All myeloblasts have a size between twelve and 20 microns. The chromatin structure of myeloblasts is considered reticular. Around the cell nucleus of the cells lies a Golgi apparatus, which appears perinuclear as a brightening zone. Unlike so-called proerythroblasts myeloblasts have no plasma evaginations. The myeloblasts belong to the so-called "white series". They account for less than five percent of nucleated cells. Their progenitor cells are called hemocytoblast.

In the stage after myeloblast, the resulting granulocyte precursors are called promyelocytes. On the way of the myeloblast to the full-fledged granulocyte are other cell stages. On the metamyelocytes follows the granular column and finally the granular granulocyte.

Function & Tasks

The role of myeloblasts lies in the differentiation to granulocytes. So myeloblasts do not have any active tasks in the human immune system and are not yet involved in the detection and defense of foreign body pathogens. They merely form a stage of development of the granulocytes, which is responsible for the detection and defense of pathogens. With their involvement in granulopoiesis, they are also involved in hematopoiesis on a larger scale.

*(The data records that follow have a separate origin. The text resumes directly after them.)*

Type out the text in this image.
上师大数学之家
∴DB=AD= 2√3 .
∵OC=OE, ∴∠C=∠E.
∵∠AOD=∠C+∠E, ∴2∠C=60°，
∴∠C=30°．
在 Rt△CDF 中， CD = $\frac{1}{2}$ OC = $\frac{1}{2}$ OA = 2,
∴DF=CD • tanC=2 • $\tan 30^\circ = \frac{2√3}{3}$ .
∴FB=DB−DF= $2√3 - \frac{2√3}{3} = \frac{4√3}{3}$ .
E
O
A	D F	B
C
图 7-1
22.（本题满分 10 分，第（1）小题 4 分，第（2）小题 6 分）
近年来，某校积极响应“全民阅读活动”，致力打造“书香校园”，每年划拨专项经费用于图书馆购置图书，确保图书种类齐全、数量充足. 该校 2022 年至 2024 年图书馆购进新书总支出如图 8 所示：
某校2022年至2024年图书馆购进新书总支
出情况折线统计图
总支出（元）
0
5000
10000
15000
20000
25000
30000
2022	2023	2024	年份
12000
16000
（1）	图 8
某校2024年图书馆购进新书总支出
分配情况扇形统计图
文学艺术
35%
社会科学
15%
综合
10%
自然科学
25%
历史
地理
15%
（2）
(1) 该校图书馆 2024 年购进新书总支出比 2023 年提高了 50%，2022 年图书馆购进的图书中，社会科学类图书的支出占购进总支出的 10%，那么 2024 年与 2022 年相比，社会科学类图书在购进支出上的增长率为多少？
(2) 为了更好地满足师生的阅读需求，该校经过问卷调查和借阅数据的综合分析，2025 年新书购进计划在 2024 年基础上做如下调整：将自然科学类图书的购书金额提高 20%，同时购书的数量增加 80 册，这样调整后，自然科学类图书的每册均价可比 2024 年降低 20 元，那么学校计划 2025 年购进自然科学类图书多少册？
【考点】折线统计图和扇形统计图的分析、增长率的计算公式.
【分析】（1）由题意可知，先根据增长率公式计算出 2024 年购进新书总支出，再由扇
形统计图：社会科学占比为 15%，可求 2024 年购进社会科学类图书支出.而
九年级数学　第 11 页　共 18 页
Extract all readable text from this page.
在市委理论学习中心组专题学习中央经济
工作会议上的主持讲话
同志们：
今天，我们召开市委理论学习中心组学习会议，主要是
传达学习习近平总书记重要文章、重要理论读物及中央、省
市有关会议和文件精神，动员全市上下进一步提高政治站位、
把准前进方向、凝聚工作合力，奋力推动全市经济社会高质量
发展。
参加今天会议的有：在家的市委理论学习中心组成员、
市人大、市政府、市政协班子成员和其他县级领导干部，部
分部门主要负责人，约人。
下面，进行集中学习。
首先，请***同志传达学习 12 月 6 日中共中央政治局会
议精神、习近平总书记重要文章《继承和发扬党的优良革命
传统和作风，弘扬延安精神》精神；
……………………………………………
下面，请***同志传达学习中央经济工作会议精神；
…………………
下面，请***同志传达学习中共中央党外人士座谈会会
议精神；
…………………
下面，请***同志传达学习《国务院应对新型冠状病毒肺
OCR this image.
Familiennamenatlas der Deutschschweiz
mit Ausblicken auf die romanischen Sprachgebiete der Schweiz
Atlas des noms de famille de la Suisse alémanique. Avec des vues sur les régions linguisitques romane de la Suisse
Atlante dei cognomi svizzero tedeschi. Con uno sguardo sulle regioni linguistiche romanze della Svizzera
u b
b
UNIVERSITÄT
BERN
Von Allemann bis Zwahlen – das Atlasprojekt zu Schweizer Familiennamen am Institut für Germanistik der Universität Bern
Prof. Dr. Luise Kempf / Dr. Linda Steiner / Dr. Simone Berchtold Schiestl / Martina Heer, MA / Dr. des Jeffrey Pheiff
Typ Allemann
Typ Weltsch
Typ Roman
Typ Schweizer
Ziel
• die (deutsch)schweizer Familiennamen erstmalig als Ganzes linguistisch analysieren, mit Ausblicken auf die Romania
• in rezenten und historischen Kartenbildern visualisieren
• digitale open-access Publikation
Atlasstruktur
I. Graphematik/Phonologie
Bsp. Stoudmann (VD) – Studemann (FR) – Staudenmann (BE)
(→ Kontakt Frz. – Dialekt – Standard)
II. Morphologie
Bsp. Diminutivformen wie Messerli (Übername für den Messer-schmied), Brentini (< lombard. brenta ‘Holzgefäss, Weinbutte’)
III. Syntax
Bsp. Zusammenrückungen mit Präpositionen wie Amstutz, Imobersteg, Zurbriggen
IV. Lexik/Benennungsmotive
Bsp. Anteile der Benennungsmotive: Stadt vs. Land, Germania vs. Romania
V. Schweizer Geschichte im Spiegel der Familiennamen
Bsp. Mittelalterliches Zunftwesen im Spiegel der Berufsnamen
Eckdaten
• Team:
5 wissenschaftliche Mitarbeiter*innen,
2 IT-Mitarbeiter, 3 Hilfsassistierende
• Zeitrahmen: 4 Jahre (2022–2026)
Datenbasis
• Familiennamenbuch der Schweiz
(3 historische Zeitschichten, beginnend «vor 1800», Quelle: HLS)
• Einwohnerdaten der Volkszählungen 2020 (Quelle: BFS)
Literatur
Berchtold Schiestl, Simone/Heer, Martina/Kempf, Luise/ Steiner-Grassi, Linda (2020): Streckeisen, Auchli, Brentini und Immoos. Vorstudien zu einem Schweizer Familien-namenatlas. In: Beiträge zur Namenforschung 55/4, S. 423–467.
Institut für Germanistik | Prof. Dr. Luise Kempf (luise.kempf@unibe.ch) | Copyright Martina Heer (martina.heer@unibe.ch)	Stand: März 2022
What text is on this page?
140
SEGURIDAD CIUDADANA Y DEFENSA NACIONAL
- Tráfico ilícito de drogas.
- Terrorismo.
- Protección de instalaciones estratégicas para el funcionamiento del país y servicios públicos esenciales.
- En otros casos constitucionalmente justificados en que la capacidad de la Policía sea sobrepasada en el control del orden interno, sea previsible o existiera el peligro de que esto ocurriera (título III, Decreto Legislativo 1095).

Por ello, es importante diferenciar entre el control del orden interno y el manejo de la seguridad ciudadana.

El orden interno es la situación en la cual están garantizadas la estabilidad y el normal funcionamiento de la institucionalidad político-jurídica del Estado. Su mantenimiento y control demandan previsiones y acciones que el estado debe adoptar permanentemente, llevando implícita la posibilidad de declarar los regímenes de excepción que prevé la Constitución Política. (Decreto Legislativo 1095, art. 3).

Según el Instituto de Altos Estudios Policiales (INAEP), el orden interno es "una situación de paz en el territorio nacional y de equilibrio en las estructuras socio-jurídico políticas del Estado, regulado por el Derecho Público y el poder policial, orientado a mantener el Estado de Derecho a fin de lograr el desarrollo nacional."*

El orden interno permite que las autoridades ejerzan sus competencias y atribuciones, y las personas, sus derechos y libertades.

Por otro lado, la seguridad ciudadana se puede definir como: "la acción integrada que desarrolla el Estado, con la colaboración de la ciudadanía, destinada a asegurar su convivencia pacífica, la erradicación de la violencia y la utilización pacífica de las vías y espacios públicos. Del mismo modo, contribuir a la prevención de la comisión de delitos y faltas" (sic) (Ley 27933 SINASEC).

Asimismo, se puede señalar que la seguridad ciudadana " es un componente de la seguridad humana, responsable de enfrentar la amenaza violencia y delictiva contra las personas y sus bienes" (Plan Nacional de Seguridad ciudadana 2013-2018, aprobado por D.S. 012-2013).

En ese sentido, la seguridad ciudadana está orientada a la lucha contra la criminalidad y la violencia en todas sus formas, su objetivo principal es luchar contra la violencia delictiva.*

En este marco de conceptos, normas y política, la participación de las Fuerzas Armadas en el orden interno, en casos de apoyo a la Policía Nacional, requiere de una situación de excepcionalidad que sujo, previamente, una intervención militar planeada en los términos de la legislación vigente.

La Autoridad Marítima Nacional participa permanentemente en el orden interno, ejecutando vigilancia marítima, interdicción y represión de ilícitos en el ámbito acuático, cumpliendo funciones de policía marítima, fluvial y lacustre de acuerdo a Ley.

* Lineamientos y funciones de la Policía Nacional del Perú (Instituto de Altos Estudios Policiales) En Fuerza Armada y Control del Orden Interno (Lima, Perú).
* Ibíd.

As such, blood formation in the bone marrow is referred to. Without the formation of granulocytes from myeloblasts, the infection defense of patients is disturbed. For example, if there are too few myeloblasts that make up granulocytes, there are too few immune system immune cells in the patient's blood. Thus, the patient is immune-deficient and more susceptible to infections of all kinds. The exaggerated development of granulocytes from myeloblasts is an indication of an excessively strong immune system and may be a disease sign.

The term neutropenia refers to the lack of granulocytes. Granulocytosis has an increased granulocyte count. The myeloblasts are involved in the precursor stage of the granulocytes in both the one and the other. Although myeloblasts do not have an active immunological function, they nevertheless have a major impact on the functioning of the immune system.


In a so-called neutrophilic granulocytosis neutrophilic granulocytes exceed the threshold 6.3 G / l. This form of excessive formation of granulocytes from myeloblasts may be indicative of leukemia or other malignant tumors, but may also accompany infectious diseases, inflammation or stress.

Eosinophilic granulocytosis refers to a pathological proliferation of eosinophilic granulocytes in peripheral blood. In most cases, abnormal granulopoiesis is due to an allergic reaction. In some cases, the phenomenon is also observed in parasitic infestations. In basophilic granulocytosis basophilic granulocytes multiply above the limit. This form of granulocytosis usually occurs together with eosinophilic granulocytosis and is favored by allergies or hypersensitivity reactions. Parasitosis and hyperlipidemia are also conceivable causes.

In a pathological reduction of neutrophilic granulocytes neutrophilic and other granulocytes are missing proportionately within the blood. This neutropenia is the most common leukopenia. For the patient, the phenomenon is critical, since its ability to fight off infections by reducing the granulocytes is significantly reduced. Especially for bacterial infections, those affected are much more susceptible. Neutropenia can occur if too few granulocytes are formed from myeloblasts. This is the case in the context of inadequate bone marrow proliferation.

In this phenomenon, due to a lack of certain substances, a diminished differentiation of granulocytes from myeloblasts is triggered, for example by a lack of folic acid. In addition, displacement of hematopoiesis can lead to decreased granulocyte formation from myeloblasts. Such displacement occurs, for example, in neoplasias, but may also be a side effect of cytotoxic drugs that interfere with hematopoiesis. Theoretically, the processes and cell stages of granulopoiesis can also be genetically impaired, for example in the context of certain mutations.